4/23/19: Mr. North & DN9 Sharing a Fish Dinner – https://youtu.be/uyYzXRz8W-E. Because I love watching Mr. North and DN9 together! But Mr. North seems to be doing more eating than sharing – perhaps because DN9 is so full it doesn’t want anything but a nap in the shade!

4/23/19: DNF cast a pellet – https://youtu.be/OrAOSfh3r78. Eagles compress indigestible materials like fur, scales, and feathers into a pellet and expel them from their mouths. Eagle pellets are very large, but this is impressive even by eagle standards! Watch the whole thing or start at 17 seconds. That thing in DNF’s mouth? It’s not her tongue! She finally gets the whole very large pellet out at 24 seconds!

4/22/19: Food stuck in the throat of the eaglet – https://youtu.be/bc7rFowWfVw. I’m not sure whether food was stuck, DN9 was trying to cast a pellet (see the video above), or something was interfering with a crop drop, since the ‘retching’ movement started before Mr. North started plucking the coot. Watch the whole thing or start at 10:20, where DN9 has stepped back from the coot with a crop substantially larger than its head. At 10:31, it lifts its head up and down and appears to squeeze or contract its muscles as though trying to shift the crop – not at all the ‘yawning’ technique we are used to. It repeats this action several times and appears to have a (somewhat) diminished crop at 11:10 (and 13:34) as it steps back to table for more coot!

4/21/19: A warm Easter day – https://youtu.be/-nXEkVbpnvg. The nest rocks back and forth in a cooling breeze, but that doesn’t stop the eagles from panting! DN9 is 21 days old and growing very rapidly.

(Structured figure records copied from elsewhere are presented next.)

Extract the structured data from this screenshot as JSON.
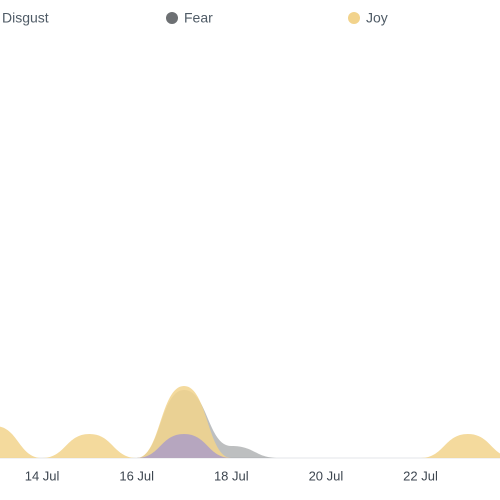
{
  "chart_data": {
    "type": "area",
    "x": [
      12,
      13,
      14,
      15,
      16,
      17,
      18,
      19,
      20,
      21,
      22,
      23,
      24
    ],
    "xlim": [
      13.11,
      23.68
    ],
    "xticks": [
      {
        "value": 14,
        "label": "14 Jul"
      },
      {
        "value": 16,
        "label": "16 Jul"
      },
      {
        "value": 18,
        "label": "18 Jul"
      },
      {
        "value": 20,
        "label": "20 Jul"
      },
      {
        "value": 22,
        "label": "22 Jul"
      }
    ],
    "ylim": [
      0,
      100
    ],
    "series": [
      {
        "name": "Disgust",
        "color": "#a99bc9",
        "values": [
          0,
          0,
          0,
          0,
          0,
          6,
          0,
          0,
          0,
          0,
          0,
          0,
          0
        ]
      },
      {
        "name": "Fear",
        "color": "#6d7073",
        "values": [
          0,
          0,
          0,
          0,
          0,
          17,
          3,
          0,
          0,
          0,
          0,
          0,
          0
        ]
      },
      {
        "name": "Joy",
        "color": "#f2d38c",
        "values": [
          0,
          8,
          0,
          6,
          0,
          18,
          0,
          0,
          0,
          0,
          0,
          6,
          0
        ]
      }
    ]
  }
}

It sleeps in DNF’s shade (eaglets this age do a lot of eating, sleeping, and pooping), eats some nestovers (judging from DN9’s crop, it’s eating the equivalent of several Thanksgiving meals a day), and goes back to dozing in the shade – a lovely way to spend a lazy Easter Sunday!

4/21/19: Interaction Between Nr. North & DN9, Priceless – https://youtu.be/zqkRoGS8_RA. DN9 doesn’t have a sibling, but it does have two devoted parents! After a PS, DN9 moves over to Mr. North for a game of leapfrog! Mr. North stands next to DN9, providing shade for the panting eaglet and appearing at one point to try to tuck DN9 underneath it – something DN9 is a little big for. Still, DN9 wants a little shade and manages to tuck under Mr. North as far as it can! At 4:02, Mr. North begins digging in the nestbowl. He reaches deep down to pull up cool, moist-looking grasses, which he piles next to DN9. At 4:31, DN9 begins moving grasses with his dad, building a little berm in front of him. Cooling down, playing house, or both? Mr. North pulls up a huge tuft (watch him watch DN9 early in the 5th minute) and DN9 tastes it before plopping crop-first into it. Mr. North, also panting, moves into position to provide more shade. Look for a ‘boop’ at 6:25, a nibble at 6:29, and another nibble at 7:16.

Thanks to our camera operators for finding special moments in the nest, our video makers for sharing them, and you for watching them!